Original image from Canva by yangphoto
By Cyrus Reed
When the U.S. Environmental Protection Agency suddenly announced a $7 billion new “Solar for All” competition using money from the Inflation Reduction Act of 2022, the Lone Star Chapter of the Sierra Club was concerned that Texas entities might not apply. So we sent a letter to the Governor urging him to appoint a state agency to apply. We weren’t sure which state agency—the Public Utility Commission of Texas (PUC), the State Energy Conservation Office (SECO), or the Texas Department of Housing and Community Affairs (TDHCA)—was the correct one, but we didn’t want Texas to miss out on “free” money specifically designed to help low- and moderate-income Texans gain access to onsite solar and community solar.
Solar is hot in Texas. Large, utility-scale solar plants have dotted the Texas landscape and make our state second for installed solar just behind California. However, when it comes to smaller scale and local solar, Texas is lagging far behind. While growing, most onsite and community solar projects tend to benefit higher-income households that can afford the upfront costs, or “premium”-type community solar projects.
In announcing the program, the EPA was careful to note three different buckets of potential awardees—at least one per state, several for tribal applications, and another catch-all category for applications that might stretch across state boundaries. In all, around 60 awards of between $25 million and up to $400 million would be granted “to states, territories, Tribal governments, municipalities, and nonprofits to expand the number of low-income and disadvantaged communities primed for residential solar investment—enabling millions of low-income households to access affordable, resilient, and clean solar energy.” A copy of the announcement can be found here. Full applications were due October 12th, with an announcement for winners expected in early 2024.
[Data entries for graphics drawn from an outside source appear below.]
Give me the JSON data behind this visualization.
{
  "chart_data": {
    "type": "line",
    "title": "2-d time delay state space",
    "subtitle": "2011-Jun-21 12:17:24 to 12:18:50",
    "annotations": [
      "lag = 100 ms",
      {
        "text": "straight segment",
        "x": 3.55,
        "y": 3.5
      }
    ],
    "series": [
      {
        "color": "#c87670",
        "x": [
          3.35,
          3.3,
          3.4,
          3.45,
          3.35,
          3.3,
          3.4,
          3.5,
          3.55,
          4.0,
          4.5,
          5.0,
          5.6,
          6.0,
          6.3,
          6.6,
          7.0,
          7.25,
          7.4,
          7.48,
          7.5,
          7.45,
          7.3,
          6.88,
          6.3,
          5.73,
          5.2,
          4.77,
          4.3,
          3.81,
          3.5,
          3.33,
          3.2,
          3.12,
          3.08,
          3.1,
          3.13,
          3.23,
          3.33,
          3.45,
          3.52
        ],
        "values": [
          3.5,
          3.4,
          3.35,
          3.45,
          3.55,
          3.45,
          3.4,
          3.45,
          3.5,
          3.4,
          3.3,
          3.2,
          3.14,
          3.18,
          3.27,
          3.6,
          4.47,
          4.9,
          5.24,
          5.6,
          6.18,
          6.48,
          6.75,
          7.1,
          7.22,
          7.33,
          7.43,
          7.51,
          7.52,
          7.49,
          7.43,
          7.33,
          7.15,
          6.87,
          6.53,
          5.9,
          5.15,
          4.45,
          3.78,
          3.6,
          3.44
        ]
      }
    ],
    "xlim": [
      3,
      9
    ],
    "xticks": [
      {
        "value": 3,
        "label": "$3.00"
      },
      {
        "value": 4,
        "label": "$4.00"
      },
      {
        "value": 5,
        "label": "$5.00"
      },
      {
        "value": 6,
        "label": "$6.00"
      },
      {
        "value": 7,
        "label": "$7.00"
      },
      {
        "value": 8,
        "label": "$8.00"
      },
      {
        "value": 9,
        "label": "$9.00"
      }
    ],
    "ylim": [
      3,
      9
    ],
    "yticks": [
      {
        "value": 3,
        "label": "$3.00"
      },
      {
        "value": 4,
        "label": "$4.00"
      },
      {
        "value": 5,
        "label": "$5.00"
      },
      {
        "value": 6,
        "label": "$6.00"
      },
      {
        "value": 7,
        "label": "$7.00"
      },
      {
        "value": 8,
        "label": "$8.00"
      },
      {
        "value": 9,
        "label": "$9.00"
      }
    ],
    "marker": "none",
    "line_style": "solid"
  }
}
According to agency data, the EPA received hundreds of “Notice of Intent” letters (the first step in the process) totaling more than $38 billion in requests, or more than five times the funding available. In Texas, we have at least 10 entities, including the state government, applying under the competitive grant program.
This is positive and a great sign for the future of solar in Texas, home to more than 30 million people and the largest electricity consuming state in the country. With this scale in mind, the Sierra Club is calling for the EPA to break the mode and consider approving more than one Texas application. Texas deserves more than $400 million in funding!
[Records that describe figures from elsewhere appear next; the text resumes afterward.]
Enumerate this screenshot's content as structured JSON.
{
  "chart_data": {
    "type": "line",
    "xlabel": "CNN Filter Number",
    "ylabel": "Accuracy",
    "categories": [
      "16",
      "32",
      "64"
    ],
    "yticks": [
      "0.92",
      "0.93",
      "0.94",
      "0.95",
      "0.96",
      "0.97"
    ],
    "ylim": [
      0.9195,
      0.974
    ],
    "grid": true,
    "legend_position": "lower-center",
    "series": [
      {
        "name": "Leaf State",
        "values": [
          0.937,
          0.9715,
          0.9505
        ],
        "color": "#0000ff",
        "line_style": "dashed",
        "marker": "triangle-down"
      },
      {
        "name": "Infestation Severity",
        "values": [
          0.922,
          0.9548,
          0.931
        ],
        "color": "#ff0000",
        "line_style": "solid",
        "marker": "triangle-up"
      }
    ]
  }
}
First, the State of Texas did apply for a full $400 million award through the TDHCA. The state agency already receives significant federal funding from the Weatherization Assistance Program (WAP) and the Low-Income Heating Energy Assistance Program (LIHEAP), and argues in their application that they are the logical entity to be able to assist thousands of low-income Texans in receiving the benefits of local, onsite solar.
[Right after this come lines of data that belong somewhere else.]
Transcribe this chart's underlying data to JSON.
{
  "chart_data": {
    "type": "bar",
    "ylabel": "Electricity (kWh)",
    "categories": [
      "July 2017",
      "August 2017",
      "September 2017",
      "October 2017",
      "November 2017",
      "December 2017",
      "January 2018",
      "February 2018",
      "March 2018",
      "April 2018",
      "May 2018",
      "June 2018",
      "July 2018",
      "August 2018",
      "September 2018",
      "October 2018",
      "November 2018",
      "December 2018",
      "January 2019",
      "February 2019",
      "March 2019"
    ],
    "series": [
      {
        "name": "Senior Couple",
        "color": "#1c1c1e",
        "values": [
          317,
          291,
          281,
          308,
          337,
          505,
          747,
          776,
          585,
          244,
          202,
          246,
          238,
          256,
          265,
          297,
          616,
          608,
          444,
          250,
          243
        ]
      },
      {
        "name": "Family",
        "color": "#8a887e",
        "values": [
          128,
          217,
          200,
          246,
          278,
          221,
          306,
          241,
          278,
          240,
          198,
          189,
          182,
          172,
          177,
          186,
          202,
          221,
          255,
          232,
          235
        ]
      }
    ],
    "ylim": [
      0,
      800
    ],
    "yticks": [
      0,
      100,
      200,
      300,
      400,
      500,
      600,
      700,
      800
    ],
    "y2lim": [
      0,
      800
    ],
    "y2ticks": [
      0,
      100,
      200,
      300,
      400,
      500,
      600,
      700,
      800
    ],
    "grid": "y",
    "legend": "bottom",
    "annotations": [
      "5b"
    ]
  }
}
The Sierra Club has submitted a letter supporting the application. The TDHCA approach is fairly simple—provide grants of approximately $1 million for multi-family affordable housing projects to add solar. Because the agency has a database of such projects that have in some way already worked with the agency on federal funding or federal tax credits, and because it already works with community action agencies and other non-profits to provide energy assistance, it is well positioned to help hundreds of such units throughout the state. As part of the application, technical assistance, community engagement, and workforce development would also be available.
However, in addition to this important application, a coalition of nonprofits, county and municipal governmental entities and at least one utility—Austin Energy—have applied through Harris County under the “Texas Solar for All Coalition." Their approach is more varied than that provided by the TDHCA and includes specific programs for unique communities like Austin—which already has a well established pro-solar policy—and other communities where solar is very rare.
Under the coalition’s approach, about $50 million would flow to Austin and would be used to “rent” roof spaces of low-income homes, non-profit organizations, and multi-family units through a Power Purchase Agreement, but the resulting energy would be used for a community-wide solar program specifically intended to lower costs to low- and moderate-income households. The application includes technical assistance, workforce training and development, and lots of community outreach and education.
The Sierra Club also provided a letter of support for this proposal, indicating again that we believe that both the TDHCA and Texas Solar for All Coalition applications should be supported by the administration at some level. While it is very unlikely that both would be granted $400 million, we are hopeful that some level of support could be provided. Both a one-size-fits-all multifamily housing program and a more experimental community-based approach are interesting.
Additional applications were received from Webb County, the City of Laredo and the City of Waco, as well as applications from various non-profits, including Energy 4 Humanity, PEG Energy Sunplus, the Rayburn Country Electric Cooperative Inc. and the Texas Clean Energy Nonprofit Corporation. The City of El Paso also joined with some other border communities in New Mexico to apply under the regional approach.
We don’t yet know which of these entities submitted a full application, or exactly how long the EPA will take to make a decision on the many worthy applications, but we are certain that Texas will get a chunk of money to help low-income communities access clean energy. The Sierra Club stands ready to help TDHCA, the Texas Solar for All Coalition, or any other entities engage communities in cleaner forms of energy in a way that lowers bills and creates jobs.